Pada perkembangan selanjutnya para peneliti mengembangkan ide baru tentang bagaimana menghadapi culture shock. Kemudian muncullah model “culture learning” yang digagas Funham dan Bochner yang mengemukakan bahwa individu hanya memerlukan untuk belajar dan beradaptasi terhadap sifat-sifat pokok dari masyarakat baru, sehingga pada saat menyesuaikan terhadap kultur/ budaya baru tersebut individu belajar bagaimana bertingkah laku dalam budaya baru itu dan setelahnya akan ada perubahan yang berarti dalam pikirannya.
Funham dan Bochner menyatakan bahwa untuk dapat menyesuaikan dengan budaya baru, individu tidak perlu menjadikan budaya baru tersebut sebagai bagian dari dirinya sehingga seolah-olah ia mengembangkan dua kultur/ budaya.
B.       Domain-Domain Dari Efektivitas Hubungan Antarbudaya
Para ahli telah mengajukan daftar secara beragam tentang ciri psikologis yang di anggap penting dalam menunjang kesuksesan adaptasi dalam hubungan antar budaya. Tetapi akhir-akhir ini, Hammer (1987) telah memadukan telaah yang berbeda itu dan menyimpulkan ada tiga domain ketrampilan dasar yang terlibat dalam kehidupan antar budaya yang efektif, yaitu:
1.    Memfokuskan pada intrapsikis dan melibatkan kemampuan untuk mentoleransi dan mengelola stress yang muncul dalam penampungan pada lingkungan fisik dan sosial yang baru.
2.    Domain ketrampilan yang melibatkan kemampuan untuk memantapkan dan memelihara hubungan dengan orang asing dari kebudayaan lain.
3.    Ketrampilan komunikasi yang efektif, seperti kemampuan untuk menyesuikan dengan kesalahan komunikasi, untuk memahami sudut pandang orang lain, dsb.
Domain-domain tersebut antara yang satu dengan yang lainnya saling independen dan memerlukan kemampuan psikologis yang berbeda.
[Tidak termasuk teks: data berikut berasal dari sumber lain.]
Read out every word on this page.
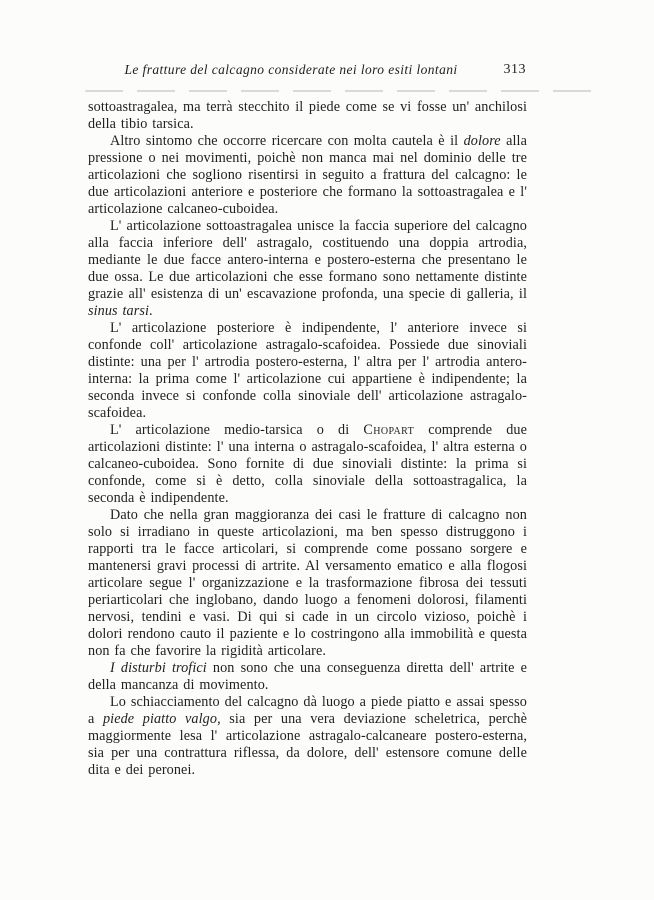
Le fratture del calcagno considerate nei loro esiti lontani	313

sottoastragalea, ma terrà stecchito il piede come se vi fosse un' anchilosi della tibio tarsica.

Altro sintomo che occorre ricercare con molta cautela è il dolore alla pressione o nei movimenti, poichè non manca mai nel dominio delle tre articolazioni che sogliono risentirsi in seguito a frattura del calcagno: le due articolazioni anteriore e posteriore che formano la sottoastragalea e l' articolazione calcaneo-cuboidea.

L' articolazione sottoastragalea unisce la faccia superiore del calcagno alla faccia inferiore dell' astragalo, costituendo una doppia artrodia, mediante le due facce antero-interna e postero-esterna che presentano le due ossa. Le due articolazioni che esse formano sono nettamente distinte grazie all' esistenza di un' escavazione profonda, una specie di galleria, il sinus tarsi.

L' articolazione posteriore è indipendente, l' anteriore invece si confonde coll' articolazione astragalo-scafoidea. Possiede due sinoviali distinte: una per l' artrodia postero-esterna, l' altra per l' artrodia antero-interna: la prima come l' articolazione cui appartiene è indipendente; la seconda invece si confonde colla sinoviale dell' articolazione astragalo-scafoidea.

L' articolazione medio-tarsica o di Chopart comprende due articolazioni distinte: l' una interna o astragalo-scafoidea, l' altra esterna o calcaneo-cuboidea. Sono fornite di due sinoviali distinte: la prima si confonde, come si è detto, colla sinoviale della sottoastragalica, la seconda è indipendente.

Dato che nella gran maggioranza dei casi le fratture di calcagno non solo si irradiano in queste articolazioni, ma ben spesso distruggono i rapporti tra le facce articolari, si comprende come possano sorgere e mantenersi gravi processi di artrite. Al versamento ematico e alla flogosi articolare segue l' organizzazione e la trasformazione fibrosa dei tessuti periarticolari che inglobano, dando luogo a fenomeni dolorosi, filamenti nervosi, tendini e vasi. Di qui si cade in un circolo vizioso, poichè i dolori rendono cauto il paziente e lo costringono alla immobilità e questa non fa che favorire la rigidità articolare.

I disturbi trofici non sono che una conseguenza diretta dell' artrite e della mancanza di movimento.

Lo schiacciamento del calcagno dà luogo a piede piatto e assai spesso a piede piatto valgo, sia per una vera deviazione scheletrica, perchè maggiormente lesa l' articolazione astragalo-calcaneare postero-esterna, sia per una contrattura riflessa, da dolore, dell' estensore comune delle dita e dei peronei.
Domain-domain tersebut berakar pada budaya secara umum dan dapat diterapkan dari latar belakang budaya mana saja baik oleh pendatang maupun tuan rumah.
1.    Studi Tentang Hasil / Akibat Dari Kontak Antar Budaya
Hipotesis kontak menyatakan bahwa interaksi antar anggota kelompok yang berbeda dapat mengurangi prasangka dan permusuhan antar kelompok. Tetapi hasil penelitian selanjutnya secara progresif mempersempit rentangan keadaan yang memungkinkan anggapan ini terjadi. Bahkan kontak juga belum tentu memajukan hubungan interpersonal (Stoebe, Lenkert, dan Jones, 1988). Pada tingkat interpersonal, hasil penelitian terdapat secara menyebar dalam tipe-tipe kontak yang berbeda. Misal penelitian Furnham dan Bochner (1986) menyimpulkan bahwa para pelajar asing tidak memiliki satupun sahabat karib dari tuan rumah, bahkan setelah bertahun-tahun bermukin di tempat itu, sehingga secara sosial sangat terisolasi dari masyarakat tuan rumah.
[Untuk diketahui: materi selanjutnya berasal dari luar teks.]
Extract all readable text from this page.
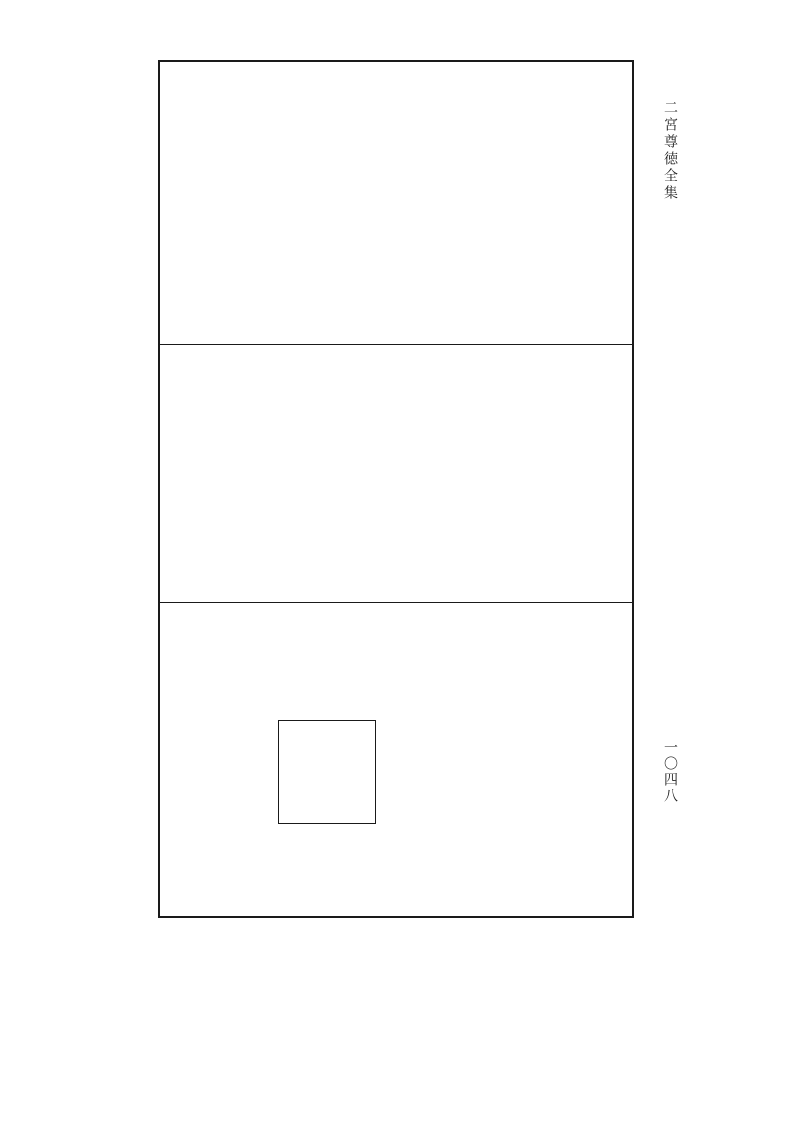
二宮尊徳全集
一〇四八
Triandis juga menemukan penghentian terlalu awal pada para eksekutif Amerika yang di tugaskan ke luar negri antara 25 sampai 40%. Temuan yang lain menunjukkan perceraian lebih banyak terjadi pada perkawinan antar budaya daripada perkawinan dari budaya yang sama. Penelitian pada perilaku menolong menunjukkan bahwa orang (lain) sebangsa lebih banyak mendapatkan pertolongan daripada orang asing. Dapat disimpulkan bahwa hubungan lintas budaya lebih sulit dikelola daripada hubungan dalam budaya yang sama (monokultur). Meskipun demikian, para ahli mengemukakan beberapa prediktor spesifik yang menentukan keberhasilan dalam hubungan antar budaya, yaitu:
a.    Prediktor Kultur
Orang yang terisolasi dalam budaya yang secara eksklusif kolektif akan lebih menderita ketika berada dalam kultur laindaripada mereka yang terisolasikan pada budaya yang cenderung mengarahkan pada pengembangan diri (self-direction)dan luwes interaksinya. Prediksi lain menyatakan bahwa orang-orang yang melakukan perjalanan ke suatu negara/bangsa lain yang memilki perbedaan budaya yang sangat banyak akan lebih banyak mengalami kesulitan.
b.    Prediktor Demografi
Kelompok yang berasal dari status sosial ekonomi dan tingkat pendidikan serta status pekerjaan yang lebih tinggi memiliki sikap yang positif terhadap kelompok yang berlainan budaya. Demikin pula, kelompok dari status budaya yang lebih tinggi mempunyai sikap antar budaya yang lebih positif.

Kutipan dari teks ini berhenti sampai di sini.